The newscaster just announced that 190,000 homes are out of power in Massachusetts.
The predictions for this storm were that the strongest part for my area would begin after midnight. I am not sure then what we've experienced these past six hours. It looks pretty bad out there right now at 1022 pm.
People in these parts talk with something akin to reverence about the blizzard of 78. I was not here then, but did live in Buffalo during the blizzard of 77. It was an experience. I remember the three story home where I was hunkered down in the attic apartment for that weekend. On the Friday when the storm began I felt the house shake.

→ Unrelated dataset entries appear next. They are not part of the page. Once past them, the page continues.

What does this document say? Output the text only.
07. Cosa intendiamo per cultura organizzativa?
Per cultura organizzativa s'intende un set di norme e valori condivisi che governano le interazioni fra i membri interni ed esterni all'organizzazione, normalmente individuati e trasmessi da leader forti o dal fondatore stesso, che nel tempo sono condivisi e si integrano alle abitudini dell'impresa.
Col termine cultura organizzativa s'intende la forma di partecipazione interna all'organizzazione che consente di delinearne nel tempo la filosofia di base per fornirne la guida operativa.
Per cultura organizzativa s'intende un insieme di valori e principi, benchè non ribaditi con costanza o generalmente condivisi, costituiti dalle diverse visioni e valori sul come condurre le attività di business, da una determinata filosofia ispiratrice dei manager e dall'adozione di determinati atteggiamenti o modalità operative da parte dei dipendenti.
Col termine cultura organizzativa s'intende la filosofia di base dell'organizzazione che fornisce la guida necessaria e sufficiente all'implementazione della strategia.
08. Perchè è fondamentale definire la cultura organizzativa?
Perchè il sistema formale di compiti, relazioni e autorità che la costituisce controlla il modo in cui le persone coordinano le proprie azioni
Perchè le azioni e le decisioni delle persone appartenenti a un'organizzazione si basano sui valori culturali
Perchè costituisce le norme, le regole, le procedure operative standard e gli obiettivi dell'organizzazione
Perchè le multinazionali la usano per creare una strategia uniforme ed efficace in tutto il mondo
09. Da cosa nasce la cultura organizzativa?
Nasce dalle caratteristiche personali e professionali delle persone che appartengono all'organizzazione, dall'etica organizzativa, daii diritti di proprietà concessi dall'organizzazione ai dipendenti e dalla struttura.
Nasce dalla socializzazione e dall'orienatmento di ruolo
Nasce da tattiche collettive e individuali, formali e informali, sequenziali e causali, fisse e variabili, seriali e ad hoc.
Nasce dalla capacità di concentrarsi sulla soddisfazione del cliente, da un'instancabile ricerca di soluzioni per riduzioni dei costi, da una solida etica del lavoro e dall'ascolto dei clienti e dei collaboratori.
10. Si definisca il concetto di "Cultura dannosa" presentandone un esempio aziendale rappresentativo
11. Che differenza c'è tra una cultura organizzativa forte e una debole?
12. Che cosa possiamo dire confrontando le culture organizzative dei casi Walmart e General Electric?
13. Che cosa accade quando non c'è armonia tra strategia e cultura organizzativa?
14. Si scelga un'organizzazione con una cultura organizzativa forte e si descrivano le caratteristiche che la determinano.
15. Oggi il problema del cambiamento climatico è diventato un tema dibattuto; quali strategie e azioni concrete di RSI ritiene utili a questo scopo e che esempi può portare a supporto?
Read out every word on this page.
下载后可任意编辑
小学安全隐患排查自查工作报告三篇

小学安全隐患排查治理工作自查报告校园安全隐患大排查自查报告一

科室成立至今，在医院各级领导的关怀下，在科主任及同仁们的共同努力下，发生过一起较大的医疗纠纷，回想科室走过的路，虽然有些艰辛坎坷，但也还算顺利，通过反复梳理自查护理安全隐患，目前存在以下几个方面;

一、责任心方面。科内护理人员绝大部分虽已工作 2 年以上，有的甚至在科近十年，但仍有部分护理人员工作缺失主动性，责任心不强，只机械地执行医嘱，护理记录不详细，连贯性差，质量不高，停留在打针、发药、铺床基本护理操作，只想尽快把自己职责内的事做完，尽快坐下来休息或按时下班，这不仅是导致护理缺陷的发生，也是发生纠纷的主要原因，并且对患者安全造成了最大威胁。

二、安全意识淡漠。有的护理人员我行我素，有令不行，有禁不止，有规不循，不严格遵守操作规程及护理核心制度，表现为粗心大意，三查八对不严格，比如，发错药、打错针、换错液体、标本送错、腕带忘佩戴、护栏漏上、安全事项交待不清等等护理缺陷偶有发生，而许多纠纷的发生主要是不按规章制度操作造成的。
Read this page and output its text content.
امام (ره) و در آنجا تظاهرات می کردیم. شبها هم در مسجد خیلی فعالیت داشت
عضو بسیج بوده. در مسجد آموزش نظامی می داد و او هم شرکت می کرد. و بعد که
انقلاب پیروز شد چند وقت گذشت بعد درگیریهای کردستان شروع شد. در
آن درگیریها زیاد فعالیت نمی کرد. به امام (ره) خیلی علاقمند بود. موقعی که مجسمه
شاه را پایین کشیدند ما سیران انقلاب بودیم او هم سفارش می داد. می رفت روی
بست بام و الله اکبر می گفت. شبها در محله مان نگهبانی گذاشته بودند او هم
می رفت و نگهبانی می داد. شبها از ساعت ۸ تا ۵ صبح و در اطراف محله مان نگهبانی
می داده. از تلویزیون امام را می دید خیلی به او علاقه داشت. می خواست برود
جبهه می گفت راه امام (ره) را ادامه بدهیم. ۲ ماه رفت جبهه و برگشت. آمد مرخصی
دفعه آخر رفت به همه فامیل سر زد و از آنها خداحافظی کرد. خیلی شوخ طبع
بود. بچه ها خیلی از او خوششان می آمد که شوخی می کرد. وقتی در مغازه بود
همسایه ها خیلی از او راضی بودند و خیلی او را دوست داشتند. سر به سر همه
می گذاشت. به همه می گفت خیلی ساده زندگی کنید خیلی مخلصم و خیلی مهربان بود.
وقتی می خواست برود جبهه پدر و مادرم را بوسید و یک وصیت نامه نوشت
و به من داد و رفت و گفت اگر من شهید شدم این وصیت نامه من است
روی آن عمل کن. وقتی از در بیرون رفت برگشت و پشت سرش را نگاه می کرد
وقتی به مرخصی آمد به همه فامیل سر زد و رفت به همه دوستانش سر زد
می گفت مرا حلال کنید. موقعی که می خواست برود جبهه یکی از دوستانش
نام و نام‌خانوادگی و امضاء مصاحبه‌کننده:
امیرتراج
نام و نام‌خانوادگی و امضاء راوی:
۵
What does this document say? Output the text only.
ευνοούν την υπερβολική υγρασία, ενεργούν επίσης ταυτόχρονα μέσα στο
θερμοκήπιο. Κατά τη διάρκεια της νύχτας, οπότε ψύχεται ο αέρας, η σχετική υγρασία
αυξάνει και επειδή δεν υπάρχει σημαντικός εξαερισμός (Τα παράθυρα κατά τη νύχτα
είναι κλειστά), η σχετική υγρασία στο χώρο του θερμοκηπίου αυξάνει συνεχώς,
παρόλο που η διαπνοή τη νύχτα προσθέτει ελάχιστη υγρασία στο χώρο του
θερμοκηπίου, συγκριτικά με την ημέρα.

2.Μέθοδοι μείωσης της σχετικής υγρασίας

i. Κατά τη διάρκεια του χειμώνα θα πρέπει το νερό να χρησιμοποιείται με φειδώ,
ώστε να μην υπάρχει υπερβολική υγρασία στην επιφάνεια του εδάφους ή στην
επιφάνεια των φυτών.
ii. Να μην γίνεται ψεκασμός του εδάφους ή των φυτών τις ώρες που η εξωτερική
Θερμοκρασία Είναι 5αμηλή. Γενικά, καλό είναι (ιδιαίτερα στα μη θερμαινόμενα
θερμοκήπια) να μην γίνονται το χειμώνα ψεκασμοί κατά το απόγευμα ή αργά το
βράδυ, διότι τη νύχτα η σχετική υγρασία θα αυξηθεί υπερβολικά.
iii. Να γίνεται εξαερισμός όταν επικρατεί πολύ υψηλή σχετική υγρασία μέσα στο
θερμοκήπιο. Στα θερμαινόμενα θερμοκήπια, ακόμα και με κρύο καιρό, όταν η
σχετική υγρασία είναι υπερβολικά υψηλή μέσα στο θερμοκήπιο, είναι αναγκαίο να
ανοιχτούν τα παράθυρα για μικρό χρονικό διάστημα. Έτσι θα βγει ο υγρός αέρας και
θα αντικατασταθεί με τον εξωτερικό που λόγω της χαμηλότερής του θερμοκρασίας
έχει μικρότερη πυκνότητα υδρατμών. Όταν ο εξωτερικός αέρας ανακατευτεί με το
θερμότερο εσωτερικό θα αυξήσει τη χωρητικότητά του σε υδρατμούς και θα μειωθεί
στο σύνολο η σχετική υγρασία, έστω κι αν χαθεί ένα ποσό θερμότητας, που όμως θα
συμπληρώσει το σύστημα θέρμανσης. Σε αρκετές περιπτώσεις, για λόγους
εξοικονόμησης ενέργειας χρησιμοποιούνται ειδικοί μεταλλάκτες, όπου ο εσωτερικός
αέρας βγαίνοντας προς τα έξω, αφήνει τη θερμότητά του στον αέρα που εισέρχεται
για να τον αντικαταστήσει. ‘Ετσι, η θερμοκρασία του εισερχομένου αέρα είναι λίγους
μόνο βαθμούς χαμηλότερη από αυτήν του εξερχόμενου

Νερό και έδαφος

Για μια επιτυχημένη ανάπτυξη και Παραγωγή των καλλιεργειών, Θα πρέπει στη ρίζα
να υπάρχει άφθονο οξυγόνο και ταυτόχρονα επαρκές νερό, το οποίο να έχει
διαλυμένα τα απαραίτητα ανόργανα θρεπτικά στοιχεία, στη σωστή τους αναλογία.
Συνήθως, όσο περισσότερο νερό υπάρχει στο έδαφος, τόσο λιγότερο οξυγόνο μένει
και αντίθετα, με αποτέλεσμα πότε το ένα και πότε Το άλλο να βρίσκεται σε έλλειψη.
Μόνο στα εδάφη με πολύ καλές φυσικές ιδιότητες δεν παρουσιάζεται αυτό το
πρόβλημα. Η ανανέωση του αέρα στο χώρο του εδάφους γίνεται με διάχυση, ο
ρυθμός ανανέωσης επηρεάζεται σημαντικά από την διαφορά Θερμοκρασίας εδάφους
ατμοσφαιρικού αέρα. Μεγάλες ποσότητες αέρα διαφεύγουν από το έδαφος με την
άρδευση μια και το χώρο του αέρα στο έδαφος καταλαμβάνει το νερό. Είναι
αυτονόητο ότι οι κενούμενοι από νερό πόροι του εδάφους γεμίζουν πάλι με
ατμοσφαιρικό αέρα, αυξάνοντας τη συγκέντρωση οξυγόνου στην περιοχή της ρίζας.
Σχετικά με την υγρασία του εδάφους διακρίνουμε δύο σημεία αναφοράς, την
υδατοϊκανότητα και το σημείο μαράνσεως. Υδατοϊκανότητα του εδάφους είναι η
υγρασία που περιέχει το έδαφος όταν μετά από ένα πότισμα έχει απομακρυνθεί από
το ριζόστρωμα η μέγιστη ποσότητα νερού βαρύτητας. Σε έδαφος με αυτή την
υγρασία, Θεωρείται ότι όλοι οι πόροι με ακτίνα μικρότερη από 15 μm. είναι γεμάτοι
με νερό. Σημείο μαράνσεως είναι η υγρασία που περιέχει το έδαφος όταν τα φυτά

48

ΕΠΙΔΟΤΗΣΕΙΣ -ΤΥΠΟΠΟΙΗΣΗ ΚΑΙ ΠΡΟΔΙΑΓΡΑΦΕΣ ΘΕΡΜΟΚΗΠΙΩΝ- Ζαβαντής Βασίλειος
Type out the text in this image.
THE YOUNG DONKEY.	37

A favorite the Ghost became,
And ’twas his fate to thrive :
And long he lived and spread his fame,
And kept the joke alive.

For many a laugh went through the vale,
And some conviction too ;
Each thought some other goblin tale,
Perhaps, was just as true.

The house here has not been shaking, but the lights have flickered twice, and a few glances out the window suggest that shovelling tomorrow at 1, when the storm is supposed to end, will eliminate any need for me to get on the elliptical this weekend. The storm does remind of the blizzard of 77. It is already difficult to see the cars in our driveway.
The good news about such storms is that they remind me of how good we have it on a regular basis.
Oh, a side note. This morning before the storm began I went out to take care of a few errands. The traffic was heavy and frenzied. I went to the post office which is adjacent to a small cluster of stores. There is a drugstore, a dunkin donuts, a dentist, and a liquor store. Take a guess at which establishment was enjoying the most robust business at 955 a.m. this morning.